ENTERTAINMENT

NY artist Swoon creates sea goddess at DIA and on mural

Michael H. Hodges
Detroit News Fine Arts Writer

The New York street artist known as Swoon is up to her neck in Detroit projects.

The 38-year-old, more formally known as Caledonia Curry, just spent a week with several assistants meticulously reassembling her vast paper sculpture, “Thalassa,” now hanging just outside the Great Hall at the Detroit Institute of Arts.

Next week she starts on a large mural in the city’s Jefferson-Chalmers neighborhood that will act as a companion piece to the DIA installation. And on Oct. 8, Swoon has a solo show opening at Detroit’s Library Street Collective.

“Thalassa” was originally commissioned by the New Orleans Museum of Art. “It was just a few months after the Deepwater Horizon oil spill,” the artist says. “I’m a Floridian, and very much an ocean person. I was shocked at how much I grieved that spill.”

For succor, she turned to the primordial Greek goddess of the sea, who in her hands rises from the waters with a triumphant look on her face.

“She’s very much about man’s relationship with nature and the oceans,” Swoon says. “I think I was dealing with re-finding our relationship with water.”

DIA Director Salvador Salort-Pons says he loves Swoon’s approach.

“She works from very simple materials, and is able to create dream-like, inspiring works of art. And with my background in mythology,” he adds, “I love the image of Thalassa emerging from the waters.”

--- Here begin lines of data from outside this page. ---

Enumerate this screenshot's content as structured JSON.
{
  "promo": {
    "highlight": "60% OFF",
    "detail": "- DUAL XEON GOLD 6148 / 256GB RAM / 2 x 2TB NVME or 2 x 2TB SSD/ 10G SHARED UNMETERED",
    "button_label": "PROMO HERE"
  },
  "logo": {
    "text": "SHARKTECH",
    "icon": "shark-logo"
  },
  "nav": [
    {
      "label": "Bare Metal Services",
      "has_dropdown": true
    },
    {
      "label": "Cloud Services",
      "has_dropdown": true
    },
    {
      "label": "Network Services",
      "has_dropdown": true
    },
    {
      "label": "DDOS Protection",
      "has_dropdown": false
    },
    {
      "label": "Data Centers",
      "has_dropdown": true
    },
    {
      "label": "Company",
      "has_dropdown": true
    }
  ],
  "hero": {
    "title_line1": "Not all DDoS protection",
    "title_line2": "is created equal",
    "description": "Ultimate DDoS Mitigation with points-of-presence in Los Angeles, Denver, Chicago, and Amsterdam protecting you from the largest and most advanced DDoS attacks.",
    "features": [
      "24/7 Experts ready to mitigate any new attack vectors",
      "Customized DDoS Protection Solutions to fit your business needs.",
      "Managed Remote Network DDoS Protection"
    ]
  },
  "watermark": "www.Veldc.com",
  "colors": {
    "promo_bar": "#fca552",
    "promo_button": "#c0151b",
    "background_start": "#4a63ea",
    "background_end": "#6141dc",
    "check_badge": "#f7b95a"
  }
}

The chance to link a museum installation with a mural on Detroit’s east side, he adds, was also too good to pass up. “It’s a way for us to reach out to the Jefferson-Chalmers community and bring new audiences to the DIA.”

Signs at both museum and mural, which will be at 14635 E. Jefferson, will encourage visitors to check out the related piece across town.

“Thalassa” will be on display through March 17. The artist will speak about her work at the Detroit Film Theatre at 1 p.m. Saturday.

This isn’t Swoon’s only visit to the Motor City. She first came for a conference in 2006. She returned in 2010 to contribute to a Power House Productions project refashioning several abandoned houses on Detroit’s Moran Street, where she installed a number of her trademark wheat-paste paper portraits.

Classically trained at Brooklyn’s Pratt Institute, Swoon says she quickly realized conventional painting wasn’t for her.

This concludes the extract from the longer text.